Empieza por las comprobaciones más fiables:
- Compara el artículo con la página oficial del producto de la marca o con un ejemplo auténtico conocido. Fíjate en el nombre exacto del modelo, la forma del logotipo, la tipografía, las costuras, el texto de las etiquetas, el peso, el tamaño y el color. Las falsificaciones suelen verse bien en conjunto, pero aun así fallan en pequeños detalles.
- Revisa el embalaje y los accesorios incluidos. La ausencia de etiquetas de cuidado, tarjetas de garantía, folletos de instrucciones, pegatinas con número de serie o tarjetas de autenticidad puede ser una señal de aviso, especialmente si la marca normalmente los incluye. Las faltas de ortografía, las traducciones deficientes o la calidad extraña del papel también son pistas.
- Busca números de serie, códigos de lote, números IMEI, códigos QR, etiquetas NFC o pegatinas de autenticidad, si la marca los utiliza. Un código que no coincida con la caja, el producto o el sistema de verificación de la marca es una señal de alerta importante. Si la marca normalmente usa un código y el tuyo no tiene ninguno, también es sospechoso.
- Revisa el anuncio y la información del vendedor.
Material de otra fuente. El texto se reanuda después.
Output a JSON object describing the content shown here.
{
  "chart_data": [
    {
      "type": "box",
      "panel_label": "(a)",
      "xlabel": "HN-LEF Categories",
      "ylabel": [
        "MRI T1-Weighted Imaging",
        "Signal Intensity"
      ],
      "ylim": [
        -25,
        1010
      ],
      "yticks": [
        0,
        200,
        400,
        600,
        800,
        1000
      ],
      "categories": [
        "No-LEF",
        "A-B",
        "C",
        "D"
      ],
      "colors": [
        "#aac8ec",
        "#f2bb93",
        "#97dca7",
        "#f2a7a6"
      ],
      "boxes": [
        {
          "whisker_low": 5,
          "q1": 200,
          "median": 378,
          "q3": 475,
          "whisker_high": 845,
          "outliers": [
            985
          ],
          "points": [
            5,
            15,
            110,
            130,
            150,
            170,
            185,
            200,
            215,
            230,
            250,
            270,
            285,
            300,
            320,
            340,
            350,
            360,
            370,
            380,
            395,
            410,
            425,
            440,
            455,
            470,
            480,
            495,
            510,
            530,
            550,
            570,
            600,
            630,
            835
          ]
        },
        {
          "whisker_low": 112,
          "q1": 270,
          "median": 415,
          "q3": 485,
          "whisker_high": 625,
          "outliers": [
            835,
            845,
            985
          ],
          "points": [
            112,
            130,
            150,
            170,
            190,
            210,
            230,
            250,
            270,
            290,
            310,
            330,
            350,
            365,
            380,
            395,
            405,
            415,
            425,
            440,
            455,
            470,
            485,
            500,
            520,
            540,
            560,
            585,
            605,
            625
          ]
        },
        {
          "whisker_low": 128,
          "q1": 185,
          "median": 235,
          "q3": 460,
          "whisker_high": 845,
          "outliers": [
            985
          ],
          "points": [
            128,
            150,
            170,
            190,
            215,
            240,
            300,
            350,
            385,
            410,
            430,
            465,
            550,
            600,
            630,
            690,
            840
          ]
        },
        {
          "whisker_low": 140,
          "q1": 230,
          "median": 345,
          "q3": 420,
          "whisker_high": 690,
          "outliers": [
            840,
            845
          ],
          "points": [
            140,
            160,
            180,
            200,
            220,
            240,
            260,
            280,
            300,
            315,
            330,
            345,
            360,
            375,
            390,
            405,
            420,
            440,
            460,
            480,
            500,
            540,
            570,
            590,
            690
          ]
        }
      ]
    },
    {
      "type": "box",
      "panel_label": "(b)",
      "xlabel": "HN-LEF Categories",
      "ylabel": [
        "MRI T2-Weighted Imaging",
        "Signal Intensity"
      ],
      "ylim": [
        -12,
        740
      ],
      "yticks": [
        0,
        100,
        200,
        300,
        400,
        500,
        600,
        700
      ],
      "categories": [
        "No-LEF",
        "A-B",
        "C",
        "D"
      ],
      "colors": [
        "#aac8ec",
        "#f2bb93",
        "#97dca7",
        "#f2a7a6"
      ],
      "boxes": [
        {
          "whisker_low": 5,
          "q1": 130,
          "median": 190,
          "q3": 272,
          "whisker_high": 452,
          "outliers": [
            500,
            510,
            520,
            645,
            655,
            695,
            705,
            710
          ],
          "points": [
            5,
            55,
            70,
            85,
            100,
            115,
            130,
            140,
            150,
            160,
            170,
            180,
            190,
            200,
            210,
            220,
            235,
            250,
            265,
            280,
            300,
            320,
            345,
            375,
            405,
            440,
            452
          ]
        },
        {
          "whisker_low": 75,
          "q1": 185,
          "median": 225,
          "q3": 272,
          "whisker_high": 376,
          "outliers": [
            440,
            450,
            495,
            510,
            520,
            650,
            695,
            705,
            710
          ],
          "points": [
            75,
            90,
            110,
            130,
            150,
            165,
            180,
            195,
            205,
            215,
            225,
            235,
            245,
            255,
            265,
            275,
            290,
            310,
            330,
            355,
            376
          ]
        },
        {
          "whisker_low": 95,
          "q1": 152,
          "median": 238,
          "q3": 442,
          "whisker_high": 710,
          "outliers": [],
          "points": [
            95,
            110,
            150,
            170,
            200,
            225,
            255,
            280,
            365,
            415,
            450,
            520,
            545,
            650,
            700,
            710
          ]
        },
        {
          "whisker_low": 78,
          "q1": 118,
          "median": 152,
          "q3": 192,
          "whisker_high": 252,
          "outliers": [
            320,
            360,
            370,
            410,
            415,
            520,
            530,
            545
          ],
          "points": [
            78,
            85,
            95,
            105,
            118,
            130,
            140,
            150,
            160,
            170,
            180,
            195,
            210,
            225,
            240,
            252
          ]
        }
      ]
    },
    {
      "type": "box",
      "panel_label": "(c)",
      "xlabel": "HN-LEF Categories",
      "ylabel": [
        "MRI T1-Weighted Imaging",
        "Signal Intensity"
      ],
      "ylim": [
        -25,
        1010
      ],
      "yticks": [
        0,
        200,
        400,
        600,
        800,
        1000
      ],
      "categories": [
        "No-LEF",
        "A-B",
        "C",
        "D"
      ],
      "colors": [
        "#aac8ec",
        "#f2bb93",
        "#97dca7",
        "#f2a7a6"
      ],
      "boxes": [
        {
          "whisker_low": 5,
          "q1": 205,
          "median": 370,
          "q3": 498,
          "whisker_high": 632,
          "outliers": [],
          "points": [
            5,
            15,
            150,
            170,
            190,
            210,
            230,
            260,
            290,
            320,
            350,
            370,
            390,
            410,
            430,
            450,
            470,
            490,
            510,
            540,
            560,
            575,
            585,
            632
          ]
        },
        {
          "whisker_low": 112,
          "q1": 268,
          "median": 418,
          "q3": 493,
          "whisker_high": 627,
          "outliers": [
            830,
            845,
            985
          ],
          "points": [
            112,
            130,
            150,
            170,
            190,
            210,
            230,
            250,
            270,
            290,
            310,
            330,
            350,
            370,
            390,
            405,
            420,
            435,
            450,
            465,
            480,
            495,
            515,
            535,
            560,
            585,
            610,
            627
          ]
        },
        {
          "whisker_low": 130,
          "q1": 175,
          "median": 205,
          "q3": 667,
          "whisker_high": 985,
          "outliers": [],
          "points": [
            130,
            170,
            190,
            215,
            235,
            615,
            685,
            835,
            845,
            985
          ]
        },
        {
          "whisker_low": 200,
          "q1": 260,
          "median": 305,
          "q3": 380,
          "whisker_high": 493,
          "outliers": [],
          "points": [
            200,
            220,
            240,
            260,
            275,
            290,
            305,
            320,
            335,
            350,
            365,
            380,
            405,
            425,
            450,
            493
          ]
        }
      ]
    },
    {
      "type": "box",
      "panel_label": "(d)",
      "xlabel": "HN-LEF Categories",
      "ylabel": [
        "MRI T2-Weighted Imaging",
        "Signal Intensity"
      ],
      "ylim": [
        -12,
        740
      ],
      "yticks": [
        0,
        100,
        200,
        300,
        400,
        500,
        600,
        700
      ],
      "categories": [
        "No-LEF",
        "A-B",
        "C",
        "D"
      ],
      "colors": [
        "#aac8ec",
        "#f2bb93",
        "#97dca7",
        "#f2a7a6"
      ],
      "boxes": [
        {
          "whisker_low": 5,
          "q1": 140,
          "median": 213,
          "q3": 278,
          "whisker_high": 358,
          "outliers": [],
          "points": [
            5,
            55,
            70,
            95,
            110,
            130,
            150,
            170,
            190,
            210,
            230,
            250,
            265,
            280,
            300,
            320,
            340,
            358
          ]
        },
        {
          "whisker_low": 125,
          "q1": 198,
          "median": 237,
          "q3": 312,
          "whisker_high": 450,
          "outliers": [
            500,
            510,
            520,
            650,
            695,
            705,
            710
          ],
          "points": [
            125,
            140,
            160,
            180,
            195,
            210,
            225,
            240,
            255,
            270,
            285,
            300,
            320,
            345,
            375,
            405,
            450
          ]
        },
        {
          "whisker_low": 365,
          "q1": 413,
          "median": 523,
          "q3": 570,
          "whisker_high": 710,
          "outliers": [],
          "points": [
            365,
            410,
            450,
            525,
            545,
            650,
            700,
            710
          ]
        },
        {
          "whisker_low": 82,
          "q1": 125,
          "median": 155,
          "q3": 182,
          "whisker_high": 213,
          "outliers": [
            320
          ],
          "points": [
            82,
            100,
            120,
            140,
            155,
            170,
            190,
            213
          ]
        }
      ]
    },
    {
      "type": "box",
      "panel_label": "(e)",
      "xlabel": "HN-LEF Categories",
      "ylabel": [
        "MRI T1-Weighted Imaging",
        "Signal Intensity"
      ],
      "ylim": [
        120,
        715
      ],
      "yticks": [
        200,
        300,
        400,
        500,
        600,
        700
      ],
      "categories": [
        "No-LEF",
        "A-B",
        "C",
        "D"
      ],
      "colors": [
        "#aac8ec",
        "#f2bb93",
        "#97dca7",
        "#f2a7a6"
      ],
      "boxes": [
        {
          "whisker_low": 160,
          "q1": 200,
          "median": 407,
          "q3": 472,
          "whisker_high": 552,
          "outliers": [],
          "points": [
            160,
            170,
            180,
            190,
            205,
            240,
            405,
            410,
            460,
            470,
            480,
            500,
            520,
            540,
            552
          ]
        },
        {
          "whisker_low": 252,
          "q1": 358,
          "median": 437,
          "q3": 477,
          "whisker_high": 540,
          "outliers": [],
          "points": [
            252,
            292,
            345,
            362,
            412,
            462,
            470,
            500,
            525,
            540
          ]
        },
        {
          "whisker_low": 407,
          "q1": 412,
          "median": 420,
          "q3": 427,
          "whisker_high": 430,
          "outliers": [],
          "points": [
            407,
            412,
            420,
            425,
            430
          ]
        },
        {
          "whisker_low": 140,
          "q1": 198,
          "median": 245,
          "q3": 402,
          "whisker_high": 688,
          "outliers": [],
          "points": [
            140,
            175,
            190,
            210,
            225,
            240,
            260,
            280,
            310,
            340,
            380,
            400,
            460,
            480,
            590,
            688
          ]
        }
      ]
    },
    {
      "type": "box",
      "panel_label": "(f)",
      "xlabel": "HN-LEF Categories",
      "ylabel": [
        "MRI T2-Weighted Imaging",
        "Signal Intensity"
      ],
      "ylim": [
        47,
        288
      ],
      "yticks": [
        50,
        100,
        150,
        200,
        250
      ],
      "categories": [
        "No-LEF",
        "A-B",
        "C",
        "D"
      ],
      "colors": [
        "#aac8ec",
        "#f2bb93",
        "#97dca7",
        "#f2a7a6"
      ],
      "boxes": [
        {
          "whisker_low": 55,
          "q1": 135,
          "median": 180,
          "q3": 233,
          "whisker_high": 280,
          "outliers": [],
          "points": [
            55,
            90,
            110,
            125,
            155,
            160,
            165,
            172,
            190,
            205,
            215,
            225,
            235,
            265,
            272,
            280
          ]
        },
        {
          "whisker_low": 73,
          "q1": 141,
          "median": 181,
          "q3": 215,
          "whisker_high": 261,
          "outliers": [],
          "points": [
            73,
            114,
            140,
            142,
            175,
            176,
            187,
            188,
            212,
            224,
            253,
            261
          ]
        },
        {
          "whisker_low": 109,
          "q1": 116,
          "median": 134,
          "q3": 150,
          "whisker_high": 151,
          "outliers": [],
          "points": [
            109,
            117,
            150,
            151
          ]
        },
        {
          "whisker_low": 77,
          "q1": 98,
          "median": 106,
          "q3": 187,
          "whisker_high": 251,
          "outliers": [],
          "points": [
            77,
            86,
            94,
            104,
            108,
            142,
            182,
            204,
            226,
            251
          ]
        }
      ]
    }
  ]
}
Un precio muy bajo, un texto vago, solo fotos de catálogo, nombres de marca mezclados o un historial de ventas centrado en productos no relacionados pueden apuntar a una falsificación aunque el artículo en sí parezca bien hecho.
Si el artículo parece auténtico pero algo sigue sin cuadrar, céntrate en las discrepancias y no en el acabado general. Una falsificación puede tener buenos materiales pero la tipografía incorrecta en una etiqueta, un formato de serie equivocado, un peso distinto del producto o un embalaje que no coincide con el artículo.
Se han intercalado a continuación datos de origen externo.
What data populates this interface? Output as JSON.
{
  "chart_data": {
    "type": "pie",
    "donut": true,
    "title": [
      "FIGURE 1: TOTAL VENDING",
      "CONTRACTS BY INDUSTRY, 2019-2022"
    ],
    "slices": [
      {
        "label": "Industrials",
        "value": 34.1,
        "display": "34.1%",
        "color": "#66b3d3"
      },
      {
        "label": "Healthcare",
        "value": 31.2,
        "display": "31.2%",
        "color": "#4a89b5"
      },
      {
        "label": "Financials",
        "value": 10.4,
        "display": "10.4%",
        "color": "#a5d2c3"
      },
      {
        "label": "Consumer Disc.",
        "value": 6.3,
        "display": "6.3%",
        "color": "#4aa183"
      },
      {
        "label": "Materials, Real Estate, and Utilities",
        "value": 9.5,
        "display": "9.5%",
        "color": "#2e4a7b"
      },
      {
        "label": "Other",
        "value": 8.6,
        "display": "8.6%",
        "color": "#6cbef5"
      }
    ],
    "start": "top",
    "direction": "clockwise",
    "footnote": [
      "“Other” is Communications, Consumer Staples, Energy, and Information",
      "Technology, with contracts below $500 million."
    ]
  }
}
Si aún no puedes saberlo, contacta con el servicio de atención al cliente oficial de la marca o con un centro de servicio autorizado y pregunta si pueden ayudarte a autenticarlo a partir de fotos, el número de serie o el código de lote. Incluye:
- tu número de pedido
- fotos claras del anverso, el reverso, las etiquetas, el embalaje y cualquier código
- capturas del anuncio y del nombre del vendedor
- la fecha en que lo recibiste
Si el artículo era caro o de marca, guarda el embalaje, los accesorios y todas las etiquetas hasta que sepas si necesitas devolverlo o abrir una disputa. Si quitas las etiquetas o tiras la caja demasiado pronto, puede ser más difícil demostrar tu reclamación.
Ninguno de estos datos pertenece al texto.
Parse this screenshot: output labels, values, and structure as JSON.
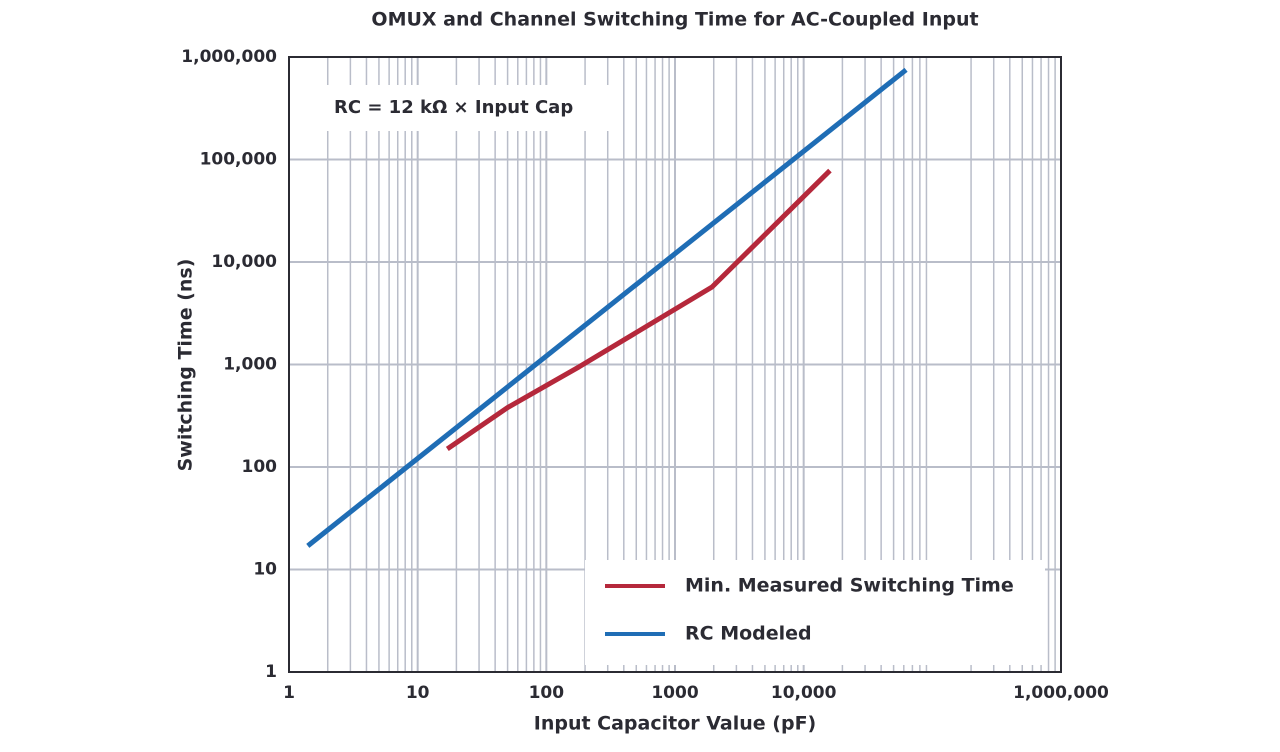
{
  "chart_data": {
    "type": "line",
    "title": "OMUX and Channel Switching Time for AC-Coupled Input",
    "xlabel": "Input Capacitor Value (pF)",
    "ylabel": "Switching Time (ns)",
    "annotation": "RC = 12 kΩ × Input Cap",
    "xscale": "log",
    "yscale": "log",
    "xlim": [
      1,
      1000000
    ],
    "ylim": [
      1,
      1000000
    ],
    "xticks": [
      1,
      10,
      100,
      1000,
      {
        "value": 10000,
        "label": "10,000"
      },
      {
        "value": 1000000,
        "label": "1,000,000"
      }
    ],
    "yticks": [
      1,
      10,
      100,
      {
        "value": 1000,
        "label": "1,000"
      },
      {
        "value": 10000,
        "label": "10,000"
      },
      {
        "value": 100000,
        "label": "100,000"
      },
      {
        "value": 1000000,
        "label": "1,000,000"
      }
    ],
    "grid": true,
    "minor_grid": true,
    "legend": "lower right",
    "series": [
      {
        "name": "Min. Measured Switching Time",
        "color": "#b5283b",
        "x": [
          17,
          50,
          180,
          1940,
          16000
        ],
        "values": [
          150,
          380,
          950,
          5700,
          78000
        ]
      },
      {
        "name": "RC Modeled",
        "color": "#1f6db5",
        "x": [
          1.4,
          62500
        ],
        "values": [
          17,
          750000
        ]
      }
    ]
  }
}
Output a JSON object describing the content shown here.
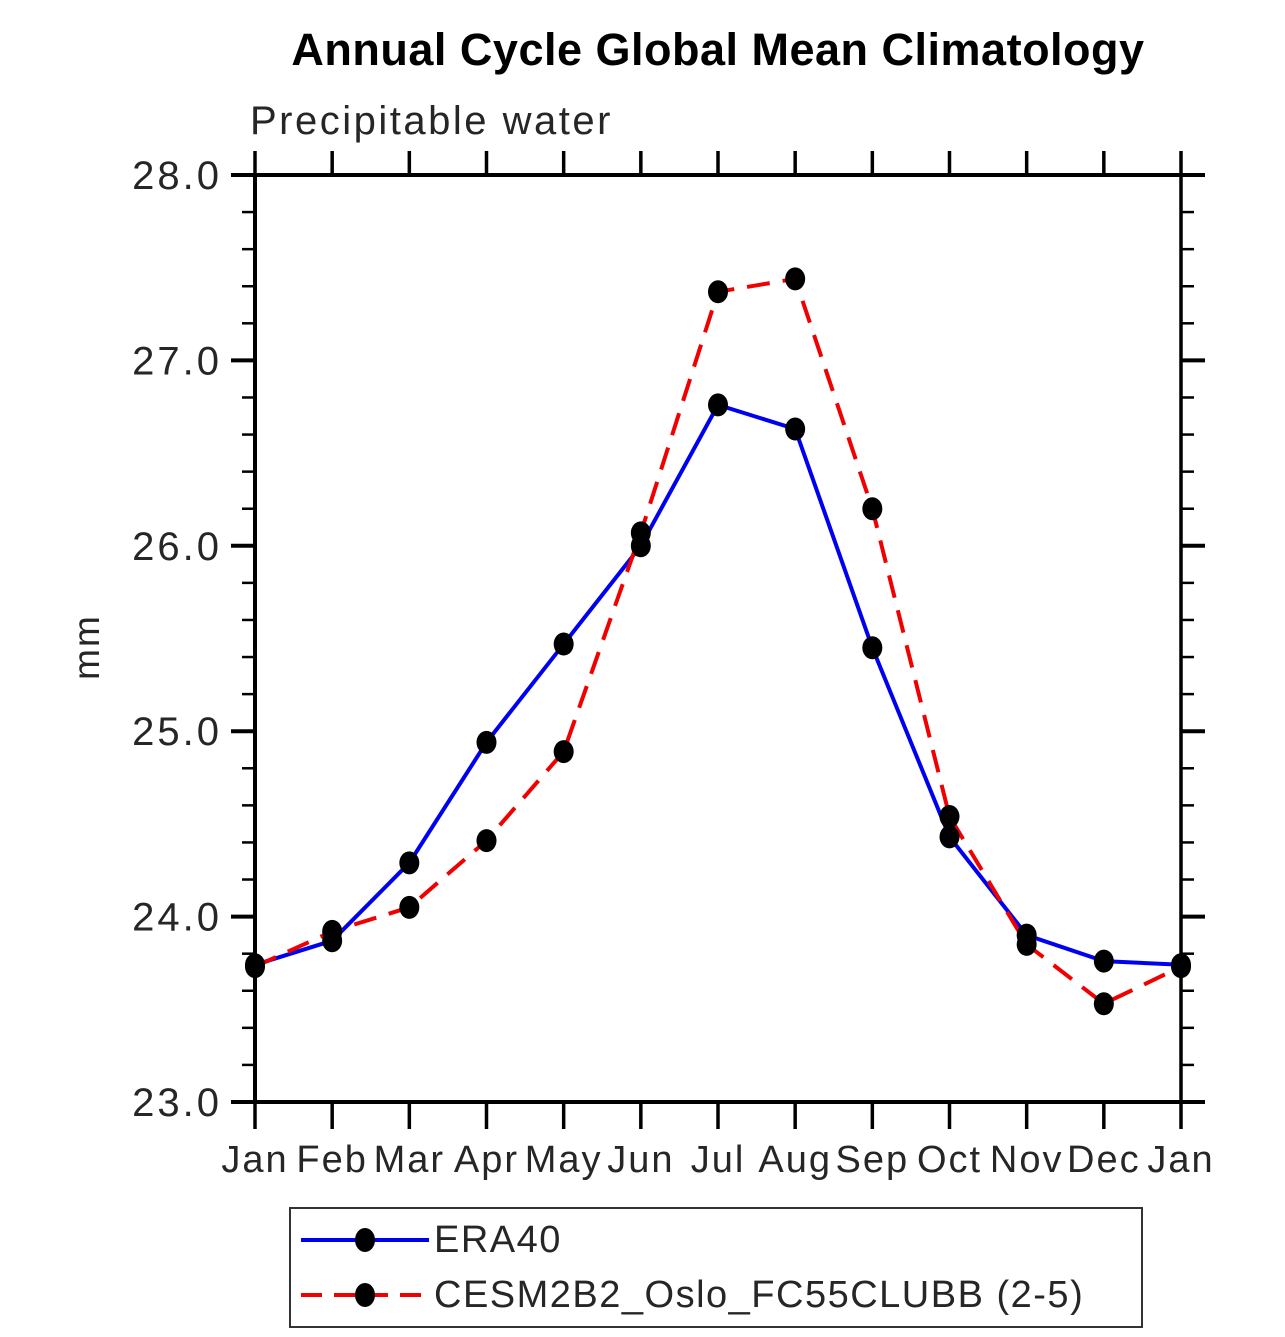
{
  "header": {
    "title": "Annual Cycle Global Mean Climatology",
    "subtitle": "Precipitable water"
  },
  "chart_data": {
    "type": "line",
    "title": "Annual Cycle Global Mean Climatology",
    "subtitle": "Precipitable water",
    "xlabel": "",
    "ylabel": "mm",
    "ylim": [
      23.0,
      28.0
    ],
    "ytick_major_labels": [
      "23.0",
      "24.0",
      "25.0",
      "26.0",
      "27.0",
      "28.0"
    ],
    "ytick_major_values": [
      23.0,
      24.0,
      25.0,
      26.0,
      27.0,
      28.0
    ],
    "ytick_minor_step": 0.2,
    "grid": "off",
    "legend_position": "bottom-box",
    "categories": [
      "Jan",
      "Feb",
      "Mar",
      "Apr",
      "May",
      "Jun",
      "Jul",
      "Aug",
      "Sep",
      "Oct",
      "Nov",
      "Dec",
      "Jan"
    ],
    "series": [
      {
        "name": "ERA40",
        "line_style": "solid",
        "color": "#0000f0",
        "marker": "filled-circle",
        "marker_color": "#000000",
        "values": [
          23.74,
          23.87,
          24.29,
          24.94,
          25.47,
          26.0,
          26.76,
          26.63,
          25.45,
          24.43,
          23.9,
          23.76,
          23.74
        ]
      },
      {
        "name": "CESM2B2_Oslo_FC55CLUBB (2-5)",
        "line_style": "dashed",
        "color": "#f00000",
        "marker": "filled-circle",
        "marker_color": "#000000",
        "values": [
          23.73,
          23.92,
          24.05,
          24.41,
          24.89,
          26.07,
          27.37,
          27.44,
          26.2,
          24.54,
          23.85,
          23.53,
          23.73
        ]
      }
    ]
  }
}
Si piensas impugnar la compra con el vendedor o la plataforma, pídeles que indiquen por escrito por qué creen que el artículo es auténtico y qué características exactas utilizan para afirmarlo. Así tendrás algo concreto que comparar con la información de la propia marca.
Consejo práctico: haz fotos de cerca del logotipo, el número de serie y el texto de la etiqueta antes de usar el artículo, porque esos detalles suelen ser la forma más fácil de detectar después una falsificación.